Catégorie : 2 étoiles, Europe

« Monsieur Joenson chanta les louanges du vin et de la viande. Il rota régulièrement et presque sans bruit, ce qui impressionna beaucoup William. »

Au menu, eau-de-vie distillation maison, ragout de phoque et steak d’ours. Il me faut un truc qui colle à l’estomac pour supporter les fraiches matinées du Groenland.
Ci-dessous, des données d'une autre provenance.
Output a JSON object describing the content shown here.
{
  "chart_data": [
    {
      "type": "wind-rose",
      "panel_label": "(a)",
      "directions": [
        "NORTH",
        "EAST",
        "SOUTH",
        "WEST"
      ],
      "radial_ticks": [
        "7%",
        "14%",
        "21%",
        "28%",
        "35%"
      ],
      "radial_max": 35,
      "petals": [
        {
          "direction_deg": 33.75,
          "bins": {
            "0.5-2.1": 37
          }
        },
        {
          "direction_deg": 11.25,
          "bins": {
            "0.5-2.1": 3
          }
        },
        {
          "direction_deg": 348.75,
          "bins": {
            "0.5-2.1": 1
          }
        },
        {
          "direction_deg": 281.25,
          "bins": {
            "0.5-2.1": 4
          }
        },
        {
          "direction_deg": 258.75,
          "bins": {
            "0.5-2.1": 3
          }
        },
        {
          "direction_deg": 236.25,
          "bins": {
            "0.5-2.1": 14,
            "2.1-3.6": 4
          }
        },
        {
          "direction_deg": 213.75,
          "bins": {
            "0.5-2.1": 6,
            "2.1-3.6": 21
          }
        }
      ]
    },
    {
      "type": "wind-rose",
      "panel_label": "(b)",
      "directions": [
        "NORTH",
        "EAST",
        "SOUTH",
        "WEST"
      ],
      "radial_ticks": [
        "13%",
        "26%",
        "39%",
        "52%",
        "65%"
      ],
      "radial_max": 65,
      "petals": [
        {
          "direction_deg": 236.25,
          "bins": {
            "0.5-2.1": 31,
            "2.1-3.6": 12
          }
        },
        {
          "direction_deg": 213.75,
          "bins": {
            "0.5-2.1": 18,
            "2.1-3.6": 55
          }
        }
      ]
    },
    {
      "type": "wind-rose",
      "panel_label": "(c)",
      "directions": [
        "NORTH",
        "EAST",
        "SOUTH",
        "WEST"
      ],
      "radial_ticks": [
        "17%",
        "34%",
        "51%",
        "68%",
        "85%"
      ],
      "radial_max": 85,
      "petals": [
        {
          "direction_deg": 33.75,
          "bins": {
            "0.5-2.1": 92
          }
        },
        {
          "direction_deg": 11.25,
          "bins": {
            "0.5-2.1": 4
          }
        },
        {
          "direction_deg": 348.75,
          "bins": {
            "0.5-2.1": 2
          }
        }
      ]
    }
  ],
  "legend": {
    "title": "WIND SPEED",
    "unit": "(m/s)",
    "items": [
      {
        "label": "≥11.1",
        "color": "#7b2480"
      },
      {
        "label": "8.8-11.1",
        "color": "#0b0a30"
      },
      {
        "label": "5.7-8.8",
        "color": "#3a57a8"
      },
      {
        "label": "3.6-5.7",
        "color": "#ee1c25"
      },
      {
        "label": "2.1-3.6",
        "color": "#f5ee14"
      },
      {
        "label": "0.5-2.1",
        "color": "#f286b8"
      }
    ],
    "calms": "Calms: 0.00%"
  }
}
Bon, au pire si j’ai froid, je mettrai mon Damart au lieu d’exhiber mon torse nu histoire d’afficher mon superbe tatouage, style dragon qui crache du feu et étire ses ailes sur toute la largeur de mon dos aux muscles saillants.

Je me demande pourquoi je suis parti là-bas sur la glace.

Besoin de rencontrer des hommes, des vrais, des bourrus et des bourrés.

Besoin de se retrouver avec soi-même, de s’isoler et de faire le point sur sa propre expérience, sur ses rêves et espérances d’un monde devenu trop lointain.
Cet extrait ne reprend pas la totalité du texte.